B — De eerste prejudiciële vraag

25.

Zoals alle partijen die opmerkingen hebben ingediend bij het Hof terecht van mening zijn, wenst de verwijzende rechter met zijn eerste vraag in wezen te vernemen, of de verkoop van aandelen zoals die in het hoofdgeding, een handeling is die binnen de werkingssfeer van de Zesde richtlijn en richtlijn 2006/112 valt.

26.

Anders dan SKF, die ter terechtzitting heeft betoogd dat de verkoop van financiële deelnemingen, inclusief die waar het in het hoofdgeding om gaat, niet aan btw is onderworpen, ben ik van mening dat dit wel het geval is, hetgeen ook de opvatting is van Skatteverket, de drie regeringen die in deze zaak opmerkingen hebben ingediend, alsook van de Commissie.

27.

Volgens vaste rechtspraak vormt weliswaar de verkoop van financiële deelnemingen die een vennootschap in andere ondernemingen houdt, in beginsel geen economische activiteit in de zin van de Zesde richtlijn en valt dus buiten de werkingssfeer ervan. ( 11 )

28.

Het Hof heeft echter geoordeeld dat onder andere wanneer een handeling ter zake van aandelen of deelnemingen in een vennootschap plaatsvindt in het kader van de bedrijfsmatige verhandeling van waardepapieren ( 12 ), of wanneer de deelneming gepaard gaat met een directe of indirecte inmenging in het bestuur van de betrokken vennootschappen, onverminderd de rechten die de houder van de deelnemingen als aandeelhouder of vennoot heeft, deze handeling aan btw onderworpen kan zijn. ( 13 )

29.

Met betrekking tot deelnemingen die gepaard gaan met een directe of indirecte inmenging in het bestuur van de betrokken vennootschappen waar deze handelingen plaatsvinden, heeft het Hof verklaard dat een dergelijke inmenging in het bestuur van dochterondernemingen, indien gepaard gaand met handelingen die aan btw zijn onderworpen op grond van artikel 2 van de Zesde richtlijn, zoals de levering van administratieve, boekhoudkundige en informaticadiensten door een holding aan haar dochterondernemingen, als een economische activiteit in de zin van artikel 4, lid 2, van die richtlijn moet worden beschouwd. ( 14 )

30.

In het hoofdgeding staat buiten kijf dat SKF, de moedermaatschappij van een industriële groep, zich heeft gemengd in het bestuur van de in de verwijzingsbeslissing bedoelde dochtermaatschappij en van de verbonden onderneming, aangezien zij aan beide ondernemingen tegen betaling onder andere administratieve, boekhoudkundige en commerciële diensten heeft geleverd, waarover SKF btw-plichtig is.

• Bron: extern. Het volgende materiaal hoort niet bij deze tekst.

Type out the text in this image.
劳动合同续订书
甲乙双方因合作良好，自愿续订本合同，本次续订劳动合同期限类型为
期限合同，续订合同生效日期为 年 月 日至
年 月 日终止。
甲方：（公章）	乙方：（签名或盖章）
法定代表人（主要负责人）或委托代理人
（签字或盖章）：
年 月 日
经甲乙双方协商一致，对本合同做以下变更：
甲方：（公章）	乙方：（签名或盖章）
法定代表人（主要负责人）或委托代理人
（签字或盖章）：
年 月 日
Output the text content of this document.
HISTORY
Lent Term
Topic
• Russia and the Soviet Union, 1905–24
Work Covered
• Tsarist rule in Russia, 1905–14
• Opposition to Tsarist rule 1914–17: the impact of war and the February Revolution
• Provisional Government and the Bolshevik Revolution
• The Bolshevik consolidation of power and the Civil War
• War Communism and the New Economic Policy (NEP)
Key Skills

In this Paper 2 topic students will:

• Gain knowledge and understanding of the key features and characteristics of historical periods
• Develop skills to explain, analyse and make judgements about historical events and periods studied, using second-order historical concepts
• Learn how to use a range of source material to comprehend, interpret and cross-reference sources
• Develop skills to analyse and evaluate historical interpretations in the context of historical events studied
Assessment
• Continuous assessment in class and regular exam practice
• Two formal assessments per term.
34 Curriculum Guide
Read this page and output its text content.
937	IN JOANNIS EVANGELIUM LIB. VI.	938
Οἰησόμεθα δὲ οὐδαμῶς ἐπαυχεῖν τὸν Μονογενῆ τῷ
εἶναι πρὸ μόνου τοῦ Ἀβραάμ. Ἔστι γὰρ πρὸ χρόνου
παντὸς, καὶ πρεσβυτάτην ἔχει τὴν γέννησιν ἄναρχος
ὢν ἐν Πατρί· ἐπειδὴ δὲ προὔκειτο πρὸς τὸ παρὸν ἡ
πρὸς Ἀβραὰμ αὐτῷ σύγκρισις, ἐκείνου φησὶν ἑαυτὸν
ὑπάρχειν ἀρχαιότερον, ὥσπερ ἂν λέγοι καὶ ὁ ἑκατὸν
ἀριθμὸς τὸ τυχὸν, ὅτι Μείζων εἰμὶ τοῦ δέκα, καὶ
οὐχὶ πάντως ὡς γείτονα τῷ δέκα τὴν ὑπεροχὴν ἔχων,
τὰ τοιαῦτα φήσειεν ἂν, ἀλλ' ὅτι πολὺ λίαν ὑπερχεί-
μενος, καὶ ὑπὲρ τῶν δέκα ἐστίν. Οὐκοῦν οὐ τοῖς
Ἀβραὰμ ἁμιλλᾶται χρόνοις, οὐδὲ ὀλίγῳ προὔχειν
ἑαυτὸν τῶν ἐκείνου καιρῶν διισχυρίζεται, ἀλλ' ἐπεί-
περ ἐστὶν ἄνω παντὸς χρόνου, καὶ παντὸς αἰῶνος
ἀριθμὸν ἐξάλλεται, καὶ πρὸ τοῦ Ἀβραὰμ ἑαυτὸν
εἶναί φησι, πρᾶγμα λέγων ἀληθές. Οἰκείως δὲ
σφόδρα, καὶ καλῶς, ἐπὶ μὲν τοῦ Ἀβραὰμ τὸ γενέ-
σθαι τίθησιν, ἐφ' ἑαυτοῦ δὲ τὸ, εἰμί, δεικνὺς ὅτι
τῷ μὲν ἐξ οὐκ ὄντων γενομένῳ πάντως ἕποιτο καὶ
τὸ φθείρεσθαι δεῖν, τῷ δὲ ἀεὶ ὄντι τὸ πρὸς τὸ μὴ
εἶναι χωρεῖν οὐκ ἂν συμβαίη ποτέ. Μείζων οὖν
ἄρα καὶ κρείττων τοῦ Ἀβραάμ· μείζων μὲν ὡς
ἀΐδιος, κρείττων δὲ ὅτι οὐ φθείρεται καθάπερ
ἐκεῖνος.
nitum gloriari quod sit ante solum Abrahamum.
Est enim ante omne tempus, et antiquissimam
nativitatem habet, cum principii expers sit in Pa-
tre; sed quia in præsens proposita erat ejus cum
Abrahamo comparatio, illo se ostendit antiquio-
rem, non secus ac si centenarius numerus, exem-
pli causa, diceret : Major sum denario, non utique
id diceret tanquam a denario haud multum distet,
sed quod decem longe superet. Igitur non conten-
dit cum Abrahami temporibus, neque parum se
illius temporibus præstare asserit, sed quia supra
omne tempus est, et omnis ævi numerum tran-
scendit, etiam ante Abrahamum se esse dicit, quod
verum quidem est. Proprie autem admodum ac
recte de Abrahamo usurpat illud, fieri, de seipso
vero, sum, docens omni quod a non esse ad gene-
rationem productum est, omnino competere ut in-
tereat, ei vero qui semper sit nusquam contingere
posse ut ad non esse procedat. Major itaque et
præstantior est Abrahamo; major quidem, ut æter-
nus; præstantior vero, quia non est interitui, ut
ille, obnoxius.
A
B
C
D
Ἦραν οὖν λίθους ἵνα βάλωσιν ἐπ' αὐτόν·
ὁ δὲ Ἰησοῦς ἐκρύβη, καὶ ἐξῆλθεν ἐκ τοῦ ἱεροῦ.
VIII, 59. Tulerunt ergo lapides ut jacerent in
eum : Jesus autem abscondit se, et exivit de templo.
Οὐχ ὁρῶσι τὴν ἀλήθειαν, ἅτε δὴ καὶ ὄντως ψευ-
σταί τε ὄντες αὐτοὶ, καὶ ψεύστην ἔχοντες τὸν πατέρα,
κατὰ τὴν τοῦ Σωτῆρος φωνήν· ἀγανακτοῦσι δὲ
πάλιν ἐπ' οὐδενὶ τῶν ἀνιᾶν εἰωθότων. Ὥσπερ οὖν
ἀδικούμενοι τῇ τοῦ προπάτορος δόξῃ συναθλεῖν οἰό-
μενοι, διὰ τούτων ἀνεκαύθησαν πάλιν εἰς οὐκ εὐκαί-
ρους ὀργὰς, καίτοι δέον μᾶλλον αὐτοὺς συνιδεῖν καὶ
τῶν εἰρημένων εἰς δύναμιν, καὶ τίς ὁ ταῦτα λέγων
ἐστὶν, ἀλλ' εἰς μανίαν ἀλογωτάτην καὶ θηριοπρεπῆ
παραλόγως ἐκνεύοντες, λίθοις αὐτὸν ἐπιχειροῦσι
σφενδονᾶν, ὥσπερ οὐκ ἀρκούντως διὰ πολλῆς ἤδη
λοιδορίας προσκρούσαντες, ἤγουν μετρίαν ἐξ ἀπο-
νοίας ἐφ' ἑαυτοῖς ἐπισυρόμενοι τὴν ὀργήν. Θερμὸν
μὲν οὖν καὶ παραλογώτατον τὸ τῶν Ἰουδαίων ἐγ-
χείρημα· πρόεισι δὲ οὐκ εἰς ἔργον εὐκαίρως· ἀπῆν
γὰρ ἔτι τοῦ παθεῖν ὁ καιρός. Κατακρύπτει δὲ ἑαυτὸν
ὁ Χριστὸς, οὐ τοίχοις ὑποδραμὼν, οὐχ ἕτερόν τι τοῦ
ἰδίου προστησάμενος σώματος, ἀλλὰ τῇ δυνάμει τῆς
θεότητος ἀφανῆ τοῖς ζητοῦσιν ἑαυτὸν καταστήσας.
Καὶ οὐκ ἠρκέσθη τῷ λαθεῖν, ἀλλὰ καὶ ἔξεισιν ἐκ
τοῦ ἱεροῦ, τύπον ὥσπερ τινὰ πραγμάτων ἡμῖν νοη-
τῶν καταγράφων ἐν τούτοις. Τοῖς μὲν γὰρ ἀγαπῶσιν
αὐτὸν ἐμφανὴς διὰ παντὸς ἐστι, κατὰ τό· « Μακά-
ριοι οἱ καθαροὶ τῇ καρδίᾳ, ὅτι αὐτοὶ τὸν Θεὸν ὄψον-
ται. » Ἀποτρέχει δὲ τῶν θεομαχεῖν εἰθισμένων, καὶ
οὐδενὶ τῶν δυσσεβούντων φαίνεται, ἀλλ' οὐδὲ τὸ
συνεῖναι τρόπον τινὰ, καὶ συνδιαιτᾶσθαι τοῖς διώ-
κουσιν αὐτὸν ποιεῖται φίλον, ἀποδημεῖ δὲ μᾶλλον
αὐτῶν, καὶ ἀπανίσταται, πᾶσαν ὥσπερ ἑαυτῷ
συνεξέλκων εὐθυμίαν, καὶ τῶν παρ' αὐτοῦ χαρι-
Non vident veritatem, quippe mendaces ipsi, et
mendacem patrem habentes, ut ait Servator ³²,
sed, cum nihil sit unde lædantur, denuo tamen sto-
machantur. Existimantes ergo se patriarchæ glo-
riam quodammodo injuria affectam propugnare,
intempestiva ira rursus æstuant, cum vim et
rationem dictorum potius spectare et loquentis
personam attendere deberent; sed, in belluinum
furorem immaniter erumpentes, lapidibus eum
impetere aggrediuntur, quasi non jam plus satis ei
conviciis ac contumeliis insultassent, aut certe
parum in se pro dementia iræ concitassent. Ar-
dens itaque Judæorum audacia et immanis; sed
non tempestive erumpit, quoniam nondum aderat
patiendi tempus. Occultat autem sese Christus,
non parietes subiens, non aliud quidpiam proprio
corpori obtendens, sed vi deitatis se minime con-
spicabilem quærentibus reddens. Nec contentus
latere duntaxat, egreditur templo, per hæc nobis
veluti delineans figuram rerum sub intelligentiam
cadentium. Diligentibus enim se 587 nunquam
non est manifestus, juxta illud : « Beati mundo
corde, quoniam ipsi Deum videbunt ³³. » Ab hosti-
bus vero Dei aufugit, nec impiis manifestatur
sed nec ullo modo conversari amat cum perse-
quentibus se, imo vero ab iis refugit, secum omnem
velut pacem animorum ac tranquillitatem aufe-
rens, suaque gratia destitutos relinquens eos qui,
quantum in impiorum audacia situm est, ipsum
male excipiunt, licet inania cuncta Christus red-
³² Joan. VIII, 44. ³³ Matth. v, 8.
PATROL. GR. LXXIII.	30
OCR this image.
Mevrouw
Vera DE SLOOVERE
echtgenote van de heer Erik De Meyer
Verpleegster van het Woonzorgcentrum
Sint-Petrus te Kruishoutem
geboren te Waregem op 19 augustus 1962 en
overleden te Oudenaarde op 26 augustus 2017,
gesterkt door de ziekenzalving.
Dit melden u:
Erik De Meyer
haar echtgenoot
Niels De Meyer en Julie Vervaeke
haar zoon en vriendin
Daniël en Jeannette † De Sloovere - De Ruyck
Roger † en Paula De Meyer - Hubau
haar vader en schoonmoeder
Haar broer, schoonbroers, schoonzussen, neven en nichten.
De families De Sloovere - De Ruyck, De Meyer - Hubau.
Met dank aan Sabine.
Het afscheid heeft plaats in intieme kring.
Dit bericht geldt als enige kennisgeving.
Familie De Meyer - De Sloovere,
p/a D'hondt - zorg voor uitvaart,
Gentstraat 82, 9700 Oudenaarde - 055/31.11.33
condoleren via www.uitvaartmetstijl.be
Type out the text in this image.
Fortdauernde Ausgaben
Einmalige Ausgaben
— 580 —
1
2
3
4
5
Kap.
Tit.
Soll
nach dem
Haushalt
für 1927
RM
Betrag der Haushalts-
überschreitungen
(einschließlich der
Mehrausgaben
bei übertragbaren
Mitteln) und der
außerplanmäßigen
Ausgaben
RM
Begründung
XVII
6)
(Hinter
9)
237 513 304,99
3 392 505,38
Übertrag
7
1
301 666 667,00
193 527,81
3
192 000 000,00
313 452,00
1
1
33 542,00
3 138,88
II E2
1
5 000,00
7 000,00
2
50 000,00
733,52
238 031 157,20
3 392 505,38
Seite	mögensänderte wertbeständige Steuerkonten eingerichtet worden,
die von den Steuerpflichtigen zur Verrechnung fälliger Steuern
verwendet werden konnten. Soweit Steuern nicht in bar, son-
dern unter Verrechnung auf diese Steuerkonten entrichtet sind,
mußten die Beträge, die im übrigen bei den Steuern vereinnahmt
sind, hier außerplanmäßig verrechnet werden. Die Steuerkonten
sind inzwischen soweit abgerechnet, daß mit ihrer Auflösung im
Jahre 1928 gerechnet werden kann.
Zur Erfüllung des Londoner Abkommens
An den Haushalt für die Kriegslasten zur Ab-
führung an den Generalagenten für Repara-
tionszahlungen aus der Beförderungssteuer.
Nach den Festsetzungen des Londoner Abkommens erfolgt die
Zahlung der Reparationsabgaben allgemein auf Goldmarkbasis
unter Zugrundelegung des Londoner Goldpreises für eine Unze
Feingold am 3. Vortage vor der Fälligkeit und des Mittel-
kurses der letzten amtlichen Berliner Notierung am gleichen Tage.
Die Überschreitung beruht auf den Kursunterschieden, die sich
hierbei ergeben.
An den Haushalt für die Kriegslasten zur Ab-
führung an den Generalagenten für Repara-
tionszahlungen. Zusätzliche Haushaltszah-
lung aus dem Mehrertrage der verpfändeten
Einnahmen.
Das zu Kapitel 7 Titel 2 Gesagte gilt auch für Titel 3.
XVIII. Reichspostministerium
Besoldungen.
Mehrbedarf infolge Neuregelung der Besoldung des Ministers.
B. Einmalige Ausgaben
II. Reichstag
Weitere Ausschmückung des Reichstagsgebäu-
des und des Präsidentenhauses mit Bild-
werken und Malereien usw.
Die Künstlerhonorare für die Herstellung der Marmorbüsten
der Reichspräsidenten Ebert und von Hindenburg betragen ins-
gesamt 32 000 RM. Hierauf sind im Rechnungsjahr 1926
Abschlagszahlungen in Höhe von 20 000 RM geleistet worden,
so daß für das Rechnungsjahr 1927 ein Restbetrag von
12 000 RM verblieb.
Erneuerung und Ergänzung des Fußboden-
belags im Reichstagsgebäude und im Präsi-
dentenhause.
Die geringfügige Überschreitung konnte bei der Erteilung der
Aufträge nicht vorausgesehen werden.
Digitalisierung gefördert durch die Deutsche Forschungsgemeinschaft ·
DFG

Zoals ter terechtzitting door de Zweedse regering terecht is benadrukt, blijkt uit deze inmenging dat SKF financiële belangen in de dochtermaatschappij en de verbonden onderneming heeft die verder reiken dan die van een gewone aandeelhouder.

31.

Zoals de Duitse regering heeft opgemerkt, kunnen weliswaar twijfels bestaan over de vraag of een aandelenverkoop als die waar het in het hoofdgeding om gaat, wel binnen de werkingssfeer van de Zesde richtlijn valt, aangezien hiermee, in tegenstelling tot het verwerven en het houden van deelnemingen, formeel geen inmenging wordt beoogd in het bestuur van de dochtermaatschappij en de verbonden onderneming, maar juist de beëindiging van deze activiteit.

32.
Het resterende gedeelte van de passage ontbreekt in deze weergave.